Ağlıyor diye okul bahçesinde nöbet tutmamalı, ona “ korkma ben buradayım, yanındayım”  diyerek aslında okulda korkulması gereken bir şeyler var demek ki mesajını vermemelisiniz.

Bakın bir annenin çocuğuna yazdığı şiirin  şu dizeleri neredeyse her şeyi anlatıyor;

“ Seni o kadar çok sevdim ki, kucağımdan indirdim yürüyebilesin diye…”

Çocuklarınıza sevgi gösterirken , sınırları da iyi çizmeli, kendi başına yapabilecekleri şeyler için onları cesaretlendirmeli ve fırsat vermelisiniz. Hayatta kendi ayakları üzerinde durabilmeleri ,  mutlu, başarılı, doyumlu , çözüm üretebilen  bireyler olarak yetişebilmeleri  onları sosyal ve duygusal olarak ne kadar destekleyebildiğinizle ilintilidir aslında…
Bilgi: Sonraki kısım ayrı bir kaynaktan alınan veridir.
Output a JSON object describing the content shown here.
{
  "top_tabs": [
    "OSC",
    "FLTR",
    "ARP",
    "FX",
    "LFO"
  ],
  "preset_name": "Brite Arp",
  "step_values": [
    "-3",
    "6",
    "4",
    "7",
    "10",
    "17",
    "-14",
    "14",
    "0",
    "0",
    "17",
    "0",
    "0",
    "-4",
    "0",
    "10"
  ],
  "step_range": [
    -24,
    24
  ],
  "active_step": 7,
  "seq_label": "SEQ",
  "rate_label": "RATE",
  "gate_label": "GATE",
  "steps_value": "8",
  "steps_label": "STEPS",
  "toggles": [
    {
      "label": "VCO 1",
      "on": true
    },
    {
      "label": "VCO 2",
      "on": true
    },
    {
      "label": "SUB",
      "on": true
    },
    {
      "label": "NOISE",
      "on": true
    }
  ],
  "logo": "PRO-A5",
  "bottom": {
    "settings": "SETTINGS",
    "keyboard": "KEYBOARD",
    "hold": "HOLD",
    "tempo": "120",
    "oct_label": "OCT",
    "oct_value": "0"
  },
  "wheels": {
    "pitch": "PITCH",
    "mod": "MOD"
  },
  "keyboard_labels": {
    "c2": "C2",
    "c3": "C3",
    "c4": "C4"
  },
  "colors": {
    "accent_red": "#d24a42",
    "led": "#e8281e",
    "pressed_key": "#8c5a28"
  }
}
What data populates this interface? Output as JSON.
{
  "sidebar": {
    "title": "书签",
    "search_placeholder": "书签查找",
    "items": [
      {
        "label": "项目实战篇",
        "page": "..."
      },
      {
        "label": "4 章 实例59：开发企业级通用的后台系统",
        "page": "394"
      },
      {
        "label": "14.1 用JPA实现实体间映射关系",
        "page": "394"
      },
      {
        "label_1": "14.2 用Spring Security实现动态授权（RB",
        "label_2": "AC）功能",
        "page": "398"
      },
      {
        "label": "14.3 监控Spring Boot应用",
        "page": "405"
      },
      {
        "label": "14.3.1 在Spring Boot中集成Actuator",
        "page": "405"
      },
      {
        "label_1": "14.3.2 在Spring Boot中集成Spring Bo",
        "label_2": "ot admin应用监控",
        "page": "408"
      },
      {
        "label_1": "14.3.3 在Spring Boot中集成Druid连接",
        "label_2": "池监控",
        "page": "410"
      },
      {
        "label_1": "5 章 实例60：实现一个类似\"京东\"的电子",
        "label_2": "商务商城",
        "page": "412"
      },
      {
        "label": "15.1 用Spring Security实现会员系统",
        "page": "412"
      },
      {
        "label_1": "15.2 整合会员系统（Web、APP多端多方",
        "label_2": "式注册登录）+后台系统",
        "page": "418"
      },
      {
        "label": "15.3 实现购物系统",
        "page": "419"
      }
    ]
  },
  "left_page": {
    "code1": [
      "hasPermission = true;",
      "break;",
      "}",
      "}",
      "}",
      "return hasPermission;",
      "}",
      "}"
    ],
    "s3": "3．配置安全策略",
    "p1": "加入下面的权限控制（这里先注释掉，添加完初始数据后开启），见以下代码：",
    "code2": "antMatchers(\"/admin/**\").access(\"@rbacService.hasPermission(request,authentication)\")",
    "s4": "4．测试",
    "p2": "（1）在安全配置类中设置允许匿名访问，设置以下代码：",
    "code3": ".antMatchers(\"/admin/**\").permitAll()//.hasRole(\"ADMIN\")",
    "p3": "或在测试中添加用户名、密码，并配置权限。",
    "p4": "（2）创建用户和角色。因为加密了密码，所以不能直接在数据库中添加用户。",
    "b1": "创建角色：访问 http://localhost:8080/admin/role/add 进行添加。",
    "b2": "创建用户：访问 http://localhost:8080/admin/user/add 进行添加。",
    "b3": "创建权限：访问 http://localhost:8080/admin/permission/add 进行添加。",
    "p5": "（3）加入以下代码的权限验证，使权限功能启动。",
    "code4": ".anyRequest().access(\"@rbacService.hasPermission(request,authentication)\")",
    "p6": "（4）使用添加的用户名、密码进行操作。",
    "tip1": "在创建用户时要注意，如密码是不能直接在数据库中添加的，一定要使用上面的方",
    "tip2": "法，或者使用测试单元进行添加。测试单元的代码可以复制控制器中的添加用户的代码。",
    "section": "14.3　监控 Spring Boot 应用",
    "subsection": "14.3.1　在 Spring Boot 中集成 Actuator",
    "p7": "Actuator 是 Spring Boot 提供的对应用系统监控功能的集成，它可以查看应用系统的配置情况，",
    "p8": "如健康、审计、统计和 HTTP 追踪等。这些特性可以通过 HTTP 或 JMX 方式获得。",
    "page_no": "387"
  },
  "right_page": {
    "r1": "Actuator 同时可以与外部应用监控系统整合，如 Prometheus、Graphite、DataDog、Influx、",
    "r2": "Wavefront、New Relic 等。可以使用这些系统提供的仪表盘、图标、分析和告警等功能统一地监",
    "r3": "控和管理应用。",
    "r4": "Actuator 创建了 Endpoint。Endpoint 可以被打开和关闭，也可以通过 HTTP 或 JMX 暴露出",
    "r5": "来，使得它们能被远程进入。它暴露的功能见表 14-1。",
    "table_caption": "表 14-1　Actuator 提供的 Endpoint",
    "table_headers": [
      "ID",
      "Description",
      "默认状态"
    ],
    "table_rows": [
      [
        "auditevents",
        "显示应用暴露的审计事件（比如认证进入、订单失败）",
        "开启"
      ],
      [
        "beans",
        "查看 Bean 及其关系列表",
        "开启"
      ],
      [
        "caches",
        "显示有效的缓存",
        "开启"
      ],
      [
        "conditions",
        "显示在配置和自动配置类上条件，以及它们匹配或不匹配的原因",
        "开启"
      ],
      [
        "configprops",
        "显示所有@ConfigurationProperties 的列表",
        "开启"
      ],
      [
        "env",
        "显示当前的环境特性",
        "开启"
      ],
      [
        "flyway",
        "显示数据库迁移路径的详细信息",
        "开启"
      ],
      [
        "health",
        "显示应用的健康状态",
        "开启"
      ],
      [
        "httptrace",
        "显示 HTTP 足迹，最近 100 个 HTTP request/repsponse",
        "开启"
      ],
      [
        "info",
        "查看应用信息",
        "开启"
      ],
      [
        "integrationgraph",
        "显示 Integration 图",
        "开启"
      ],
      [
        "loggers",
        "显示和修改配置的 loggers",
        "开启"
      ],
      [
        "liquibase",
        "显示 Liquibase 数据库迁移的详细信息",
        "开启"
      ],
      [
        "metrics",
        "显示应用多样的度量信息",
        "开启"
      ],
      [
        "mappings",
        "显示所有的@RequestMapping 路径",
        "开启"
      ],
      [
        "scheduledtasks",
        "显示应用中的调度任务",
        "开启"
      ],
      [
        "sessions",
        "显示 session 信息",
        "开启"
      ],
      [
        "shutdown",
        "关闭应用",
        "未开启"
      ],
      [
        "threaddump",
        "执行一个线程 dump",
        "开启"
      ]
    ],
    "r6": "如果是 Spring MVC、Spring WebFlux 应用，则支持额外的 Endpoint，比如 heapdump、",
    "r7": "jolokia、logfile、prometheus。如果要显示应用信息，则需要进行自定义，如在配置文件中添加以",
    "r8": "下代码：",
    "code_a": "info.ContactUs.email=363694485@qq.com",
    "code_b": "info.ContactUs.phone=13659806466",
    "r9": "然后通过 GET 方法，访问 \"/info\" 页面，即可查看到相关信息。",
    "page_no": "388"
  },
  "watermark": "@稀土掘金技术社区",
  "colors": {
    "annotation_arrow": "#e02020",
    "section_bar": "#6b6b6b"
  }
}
Sosyal Ve Duygusal Gelişimi okula başlamaya uygun olan çocuklar;

  • Ana-babaya aşırı bağımlı değildirler
  • Okula istekli gelirler
  • Arkadaşları ile yaşadıkları sorunlarla baş edebilirler
  • Empati kurabilirler
  • Yaşıtları  ile pozitif ilişki içerisindedirler
  • Sorumluluk alabilirler
  • Kendilerini uygun bir biçimde koruyabilirler
  • Kızgınlık, üzüntü gibi duygularını diğerlerine zarar vermeden ifade edebilirler
  • Sınıf içi tartışmalara katılabilir, fikirlerini aktarabilirler
  • Okuldaki kuralların ve sınırların farkındadırlar ve uyum gösterirler.

Ailelere Öneriler:

  • Çocuğunuzu iyi tanıyın, güçlü ve zayıf yönlerini objektif olarak değerlendirmeye çalışın.
  • Beklentilerinizi çocuğunuzun özelliklerine göre belirleyin. Unutmayın, çocuğunuzdan yapabileceğinden fazla veya az şey beklerseniz, onun hayal kırıklığı yaşayarak kendine olan güvenini kaybetmesine sebep olabilirsiniz.
  • İyi yapabildiği şeyler konusunda ödüllendirin, yapamadığını fark ettiğiniz şeylerde yol gösterin, nasıl yapabileceğine birlikte karar verin, destek olun, yeniden denemesi için teşvik edin.
  • Yaşına uygun sorumluluklar verin ve takip edin
  • Sorumluluğunu yerine getirmezse beklentinizi açık bir şekilde konuşun ve sonuçlarını üstlenmesini sağlayın
  • Duygu ve düşüncelerini açıkça ifade edebilmesi için destekleyin, öncelikle kendi duygularınızı açıkça ifade ederek onlara örnek olun.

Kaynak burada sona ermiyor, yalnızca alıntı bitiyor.